M. [D] [W] a fait l'objet d'un arrêté préfectoral en date du 19 août 2024 portant obligation de quitter le territoire national sans délai avec interdiction de retour pour trois ans.
Il ne peut dès lors prétendre se maintenir sur le territoire français.
L'intéressé ne dispose d'aucun domicile, d'aucune source de revenus ni possibilité de financement pour assurer son retour dans son pays.
Il ne justifie pas plus de document d'identité en cours de validité, alors qu'il a donné plusieurs identités en cours de procédure.
Enfin, contrairement à ce qui est soutenu par l'intéressé, la notification des droits en matière de demande d'asile a été faite le 19 août 2024 à 00h05 par l'intermédiaire d'un interprète, l'intéressé ayant signé la notification.
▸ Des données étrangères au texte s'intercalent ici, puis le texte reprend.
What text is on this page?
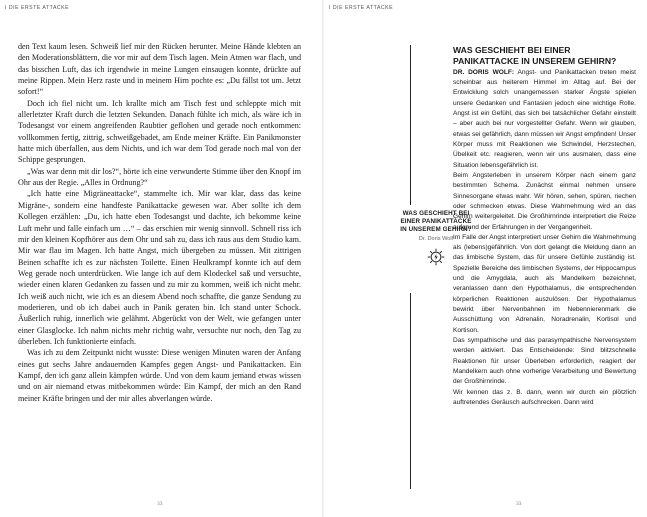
I DIE ERSTE ATTACKE

den Text kaum lesen. Schweiß lief mir den Rücken herunter. Meine Hände klebten an den Moderationsblättern, die vor mir auf dem Tisch lagen. Mein Atmen war flach, und das bisschen Luft, das ich irgendwie in meine Lungen einsaugen konnte, drückte auf meine Rippen. Mein Herz raste und in meinem Hirn pochte es: „Du fällst tot um. Jetzt sofort!“

Doch ich fiel nicht um. Ich krallte mich am Tisch fest und schleppte mich mit allerletzter Kraft durch die letzten Sekunden. Danach fühlte ich mich, als wäre ich in Todesangst vor einem angreifenden Raubtier geflohen und gerade noch entkommen: vollkommen fertig, zittrig, schweißgebadet, am Ende meiner Kräfte. Ein Panikmonster hatte mich überfallen, aus dem Nichts, und ich war dem Tod gerade noch mal von der Schippe gesprungen.

„Was war denn mit dir los?“, hörte ich eine verwunderte Stimme über den Knopf im Ohr aus der Regie. „Alles in Ordnung?“

„Ich hatte eine Migräneattacke“, stammelte ich. Mir war klar, dass das keine Migräne-, sondern eine handfeste Panikattacke gewesen war. Aber sollte ich dem Kollegen erzählen: „Du, ich hatte eben Todesangst und dachte, ich bekomme keine Luft mehr und falle einfach um …“ – das erschien mir wenig sinnvoll. Schnell riss ich mir den kleinen Kopfhörer aus dem Ohr und sah zu, dass ich raus aus dem Studio kam. Mir war flau im Magen. Ich hatte Angst, mich übergeben zu müssen. Mit zittrigen Beinen schaffte ich es zur nächsten Toilette. Einen Heulkrampf konnte ich auf dem Weg gerade noch unterdrücken. Wie lange ich auf dem Klodeckel saß und versuchte, wieder einen klaren Gedanken zu fassen und zu mir zu kommen, weiß ich nicht mehr. Ich weiß auch nicht, wie ich es an diesem Abend noch schaffte, die ganze Sendung zu moderieren, und ob ich dabei auch in Panik geraten bin. Ich stand unter Schock. Äußerlich ruhig, innerlich wie gelähmt. Abgerückt von der Welt, wie gefangen unter einer Glasglocke. Ich nahm nichts mehr richtig wahr, versuchte nur noch, den Tag zu überleben. Ich funktionierte einfach.

Was ich zu dem Zeitpunkt nicht wusste: Diese wenigen Minuten waren der Anfang eines gut sechs Jahre andauernden Kampfes gegen Angst- und Panikattacken. Ein Kampf, den ich ganz allein kämpfen würde. Und von dem kaum jemand etwas wissen und on air niemand etwas mitbekommen würde: Ein Kampf, der mich an den Rand meiner Kräfte bringen und der mir alles abverlangen würde.

33
I DIE ERSTE ATTACKE
WAS GESCHIEHT BEI EINER PANIKATTACKE IN UNSEREM GEHIRN?
Dr. Doris Wolf
WAS GESCHIEHT BEI EINER PANIKATTACKE IN UNSEREM GEHIRN?

DR. DORIS WOLF: Angst- und Panikattacken treten meist scheinbar aus heiterem Himmel im Alltag auf. Bei der Entwicklung solch unangemessen starker Ängste spielen unsere Gedanken und Fantasien jedoch eine wichtige Rolle. Angst ist ein Gefühl, das sich bei tatsächlicher Gefahr einstellt – aber auch bei nur vorgestellter Gefahr. Wenn wir glauben, etwas sei gefährlich, dann müssen wir Angst empfinden! Unser Körper muss mit Reaktionen wie Schwindel, Herzstechen, Übelkeit etc. reagieren, wenn wir uns ausmalen, dass eine Situation lebensgefährlich ist.

Beim Angsterleben in unserem Körper nach einem ganz bestimmten Schema. Zunächst einmal nehmen unsere Sinnesorgane etwas wahr. Wir hören, sehen, spüren, riechen oder schmecken etwas. Diese Wahrnehmung wird an das Gehirn weitergeleitet. Die Großhirnrinde interpretiert die Reize aufgrund der Erfahrungen in der Vergangenheit.

Im Falle der Angst interpretiert unser Gehirn die Wahrnehmung als (lebens)gefährlich. Von dort gelangt die Meldung dann an das limbische System, das für unsere Gefühle zuständig ist. Spezielle Bereiche des limbischen Systems, der Hippocampus und die Amygdala, auch als Mandelkern bezeichnet, veranlassen dann den Hypothalamus, die entsprechenden körperlichen Reaktionen auszulösen. Der Hypothalamus bewirkt über Nervenbahnen im Nebennierenmark die Ausschüttung von Adrenalin, Noradrenalin, Kortisol und Kortison.

Das sympathische und das parasympathische Nervensystem werden aktiviert. Das Entscheidende: Sind blitzschnelle Reaktionen für unser Überleben erforderlich, reagiert der Mandelkern auch ohne vorherige Verarbeitung und Bewertung der Großhirnrinde.

Wir kennen das z. B. dann, wenn wir durch ein plötzlich auftretendes Geräusch aufschrecken. Dann wird

33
Il s'en déduit que la prolongation de sa rétention administrative demeure justifiée et nécessaire aux fins qu'il puisse être procédé effectivement à son éloignement.
Il convient par voie de conséquence de confirmer l'ordonnance déférée en toutes ses dispositions.
PAR CES MOTIFS
Statuant publiquement, en matière civile et en dernier ressort,
Vu l'article 66 de la constitution du 4 octobre 1958,
Vu les articles L.741-1, L.742-1 à L.743-9 ; R.741-3 et R.743-1 à R.743-19, L.743.21 du Code de l'entrée et du séjour des étrangers et du droit d'asile,
Vu le décret n° 2024-799 du 2 juillet 2024 pris pour l'application du titre VII de la loi n° 2024-42 du 26 janvier 2024 pour contrôler l'immigration, améliorer l'intégration, relatif à la simplification des règles du contentieux ;
CONSTATANT qu'aucune salle d'audience attribuée au ministère de la justice spécialement aménagée à proximité immédiate du lieu de rétention n'est disponible pour l'audience de ce jour ;
DÉCLARONS recevable l'appel interjeté par M. [D] [W] se disant dans la procédure [D] [X];
CONFIRMONS l'ordonnance déférée en toutes ses dispositions ;
RAPPELONS que, conformément à l'article R.743-20 du Code de l'Entrée et du Séjour des Etrangers et du Droit d'Asile, les intéressés peuvent former un pourvoi en cassation par lettre recommandée avec accusé de réception dans les deux mois de la notification de la présente décision à la Cour de cassation [Adresse 1].
Fait à la Cour d'Appel de NÎMES,
le 26 Août 2024 à
LE GREFFIER, LE PRESIDENT,
' Notification de la présente ordonnance a été donnée ce jour au Centre de rétention administrative de [Localité 2] à M. [D] [W] se disant dans la procédure [D] [X], par l'intermédiaire d'un interprète en langue arabe.
Le à H
Signature du retenu
Copie de cette ordonnance remise, ce jour, par courriel, à :
-M. [D] [W] se disant dans la procédure [D] [X], par le Directeur du CRA de [Localité 2],
- Me Charlene MOUSSAVOU, avocat
,
- M. Le Préfet DES ALPES MARITIMES
,
- M. Le Directeur du CRA de [Localité 2],
- Le Ministère Public près la Cour d'Appel de NIMES,
- Mme/M. Le Juge des libertés et de la détention.